La FIFA a annoncé, mardi à Vancouver, un tournant disciplinaire pour la Coupe du monde 2026. Désormais, un joueur qui quitte volontairement le terrain pour contester une décision arbitrale ou qui porte la main à sa bouche en signe de protestation pourra écoper d’un carton rouge. L’instance ajoute qu’une équipe provoquant l’arrêt définitif d’un match sera déclarée perdante par forfait.
Ces nouvelles sanctions s’appliquent à tous les comportements jugés inappropriés, sans interprétation laxiste. L’arbitre dispose désormais d’une marge d’appréciation élargie pour sanctionner immédiatement les contestations ostentatoires, qu’il s’agisse de gestes, de paroles ou d’attitudes. Par ailleurs, la FIFA adapte le système des avertissements au format à 48 équipes : les cartons jaunes seront effacés à l’issue de la phase de groupes, puis à nouveau après les quarts de finale, afin d’éviter qu’un joueur ne manque la finale pour un simple cumul.

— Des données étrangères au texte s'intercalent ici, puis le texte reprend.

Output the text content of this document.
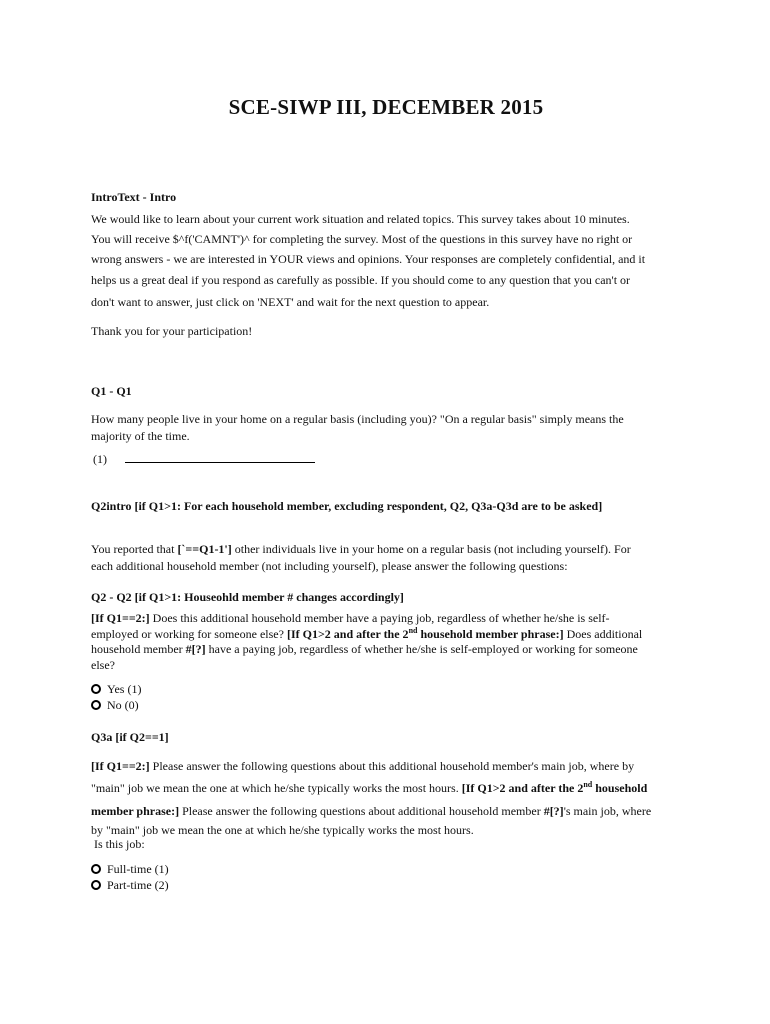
SCE-SIWP III, DECEMBER 2015
IntroText - Intro
We would like to learn about your current work situation and related topics. This survey takes about 10 minutes.
You will receive $^f('CAMNT')^ for completing the survey. Most of the questions in this survey have no right or
wrong answers - we are interested in YOUR views and opinions. Your responses are completely confidential, and it
helps us a great deal if you respond as carefully as possible. If you should come to any question that you can't or
don't want to answer, just click on 'NEXT' and wait for the next question to appear.
Thank you for your participation!
Q1 - Q1
How many people live in your home on a regular basis (including you)? "On a regular basis" simply means the
majority of the time.
(1)
Q2intro [if Q1>1: For each household member, excluding respondent, Q2, Q3a-Q3d are to be asked]
You reported that [`==Q1-1'] other individuals live in your home on a regular basis (not including yourself). For
each additional household member (not including yourself), please answer the following questions:
Q2 - Q2 [if Q1>1: Houseohld member # changes accordingly]
[If Q1==2:] Does this additional household member have a paying job, regardless of whether he/she is self-
employed or working for someone else? [If Q1>2 and after the 2nd household member phrase:] Does additional
household member #[?] have a paying job, regardless of whether he/she is self-employed or working for someone
else?
Yes (1)
No (0)
Q3a [if Q2==1]
[If Q1==2:] Please answer the following questions about this additional household member's main job, where by
"main" job we mean the one at which he/she typically works the most hours. [If Q1>2 and after the 2nd household
member phrase:] Please answer the following questions about additional household member #[?]'s main job, where
by "main" job we mean the one at which he/she typically works the most hours.
Is this job:
Full-time (1)
Part-time (2)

Ces ajustements s’inscrivent dans la continuité des recommandations de l’International Football Association Board, qui a validé à l’unanimité ces modifications lors d’une réunion tenue à Vancouver. La FIFA réagit aussi à des épisodes récents de contestations collectives et de blocages de matches dans plusieurs compétitions internationales. En durcissant le ton, l’instance cherche à protéger l’autorité arbitrale et à éviter des scènes de chaos médiatique, tout en rappelant que le fair play n’est pas une option.
Sur le plan financier, la FIFA annonce une enveloppe globale de 871 millions de dollars pour les sélections participantes, en hausse de 15 %. Le fonds de préparation atteint 2,5 millions de dollars et la prime de qualification est fixée à 10 millions, sans compter des aides supplémentaires pour les frais logistiques. Gianni Infantino, président de l’instance, parle d’une situation financière « la plus solide de l’histoire » de la FIFA. En clair, l’organisation peut désormais se permettre d’être à la fois répressive et généreuse, un luxe qu’elle n’avait pas par le passé.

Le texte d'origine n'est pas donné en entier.